Lent, as I have said annually on these pages, is my favorite season. It has been a time of turning inward, and giving myself permission to be self-focused. I have walked in the garden to see what is peeking out from dormancy. I have done collage to see what in my life has been stuck underground and wants to spring forth if I let it. I have built a fire and wrapped in a blanket for hours and not felt like I “should be doing something.” Because I was doing something: I was struggling to bring forth life out of death.

I am finding that inward walk harder to do in my new life. Without a job to provide a framework for my days, without the open space outside that frame that is clearly mine-mine to paint a dark sky color with an awakening streak of light splitting it open-I am having a hard time identifying what time is mine and what belongs to something else. But things change. This is a year of change, of adapting, of being open to new life. I am finding my way.

On Thursday, I went to the last session of my drawing class. I learned a lot in the class, and not only about drawing. For one, I was surprised to discover how much I like drawing faces. What was most surprising is that I have always thought the ability to do so was light years beyond my capacity. Apparently only because I never tried, and I never asked for what I wanted: to learn. I had my eyes firmly glued to the sideview mirror and the voice in my head whining, “You can’t,” arguably the two most debilitating words in the English language. The thing about drawing faces, I discovered, is that my rendering can look nothing like the model. But then I find one little thing: the too-wide mouth, the too-short forehead, the too-narrow face that isn’t quite right. I make that one small adjustment and suddenly the familiar face pops into recognition. Or at least comes closer. And I say, “Oh!” and then “Wow!” “No, I can’t” becomes “yes, I can.”

I observe again the significance of small adjustments over Capitol Lake before yoga on Wednesday. The gulls are fighting their way into some invisible wall of air, flapping hard and making little headway. Then, turning ever-so-slightly this way or that, they catch a current going their way and glide with ease.

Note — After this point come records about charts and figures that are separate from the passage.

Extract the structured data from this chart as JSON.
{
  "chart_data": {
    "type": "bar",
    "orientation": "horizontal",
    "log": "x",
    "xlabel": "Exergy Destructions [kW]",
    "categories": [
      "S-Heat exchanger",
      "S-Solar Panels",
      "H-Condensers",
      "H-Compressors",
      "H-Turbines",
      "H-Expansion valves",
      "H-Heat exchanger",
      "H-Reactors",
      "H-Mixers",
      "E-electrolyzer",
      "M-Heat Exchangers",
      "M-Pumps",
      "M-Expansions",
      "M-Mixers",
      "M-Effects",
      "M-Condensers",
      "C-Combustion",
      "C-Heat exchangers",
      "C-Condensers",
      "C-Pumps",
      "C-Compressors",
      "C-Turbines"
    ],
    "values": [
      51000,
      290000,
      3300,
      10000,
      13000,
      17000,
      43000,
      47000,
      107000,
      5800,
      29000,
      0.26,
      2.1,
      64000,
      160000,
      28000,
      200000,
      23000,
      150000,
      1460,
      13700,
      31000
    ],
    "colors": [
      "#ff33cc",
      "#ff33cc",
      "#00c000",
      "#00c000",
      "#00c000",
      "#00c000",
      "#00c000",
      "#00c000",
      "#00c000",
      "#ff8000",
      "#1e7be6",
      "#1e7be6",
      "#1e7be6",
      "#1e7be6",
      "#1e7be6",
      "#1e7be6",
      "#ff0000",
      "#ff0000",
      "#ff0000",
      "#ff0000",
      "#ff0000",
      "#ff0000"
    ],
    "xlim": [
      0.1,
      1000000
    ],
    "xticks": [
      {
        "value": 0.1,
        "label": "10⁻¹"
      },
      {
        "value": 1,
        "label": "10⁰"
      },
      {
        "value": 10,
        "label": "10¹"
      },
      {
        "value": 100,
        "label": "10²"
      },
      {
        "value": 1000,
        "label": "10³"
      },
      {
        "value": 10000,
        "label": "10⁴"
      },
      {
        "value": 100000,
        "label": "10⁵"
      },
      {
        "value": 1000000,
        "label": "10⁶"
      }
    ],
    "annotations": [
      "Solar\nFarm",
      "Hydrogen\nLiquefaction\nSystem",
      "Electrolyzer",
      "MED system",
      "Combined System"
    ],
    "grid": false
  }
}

As I watch the gulls, my mind drifts to myself trudging up the snowy hill on the Elk’s golf course, half a mile down the hill from my home, along with dozens of other children pulling sleds, heads bent and shoulders hunched pushing into the frigid wind. It is hard work. Then we turn, take a running start, fling our bodies onto our Flexible Flyers, and careen back down the hill shrieking with that exhilarating mix of terror and delight. And then we do it again.

The whispers I am hearing in this season of inwardness is to keeping looking through the windshield, to glance into the rearview mirror for what worked in the past (and what didn’t), to listen for what I want, to engage in the struggle, to make small adjustments as needed to direct myself toward my desired future, to stay open to Possibility.

1 comment:

Ann said...

I enjoyed reading this, Gretchen. You write well.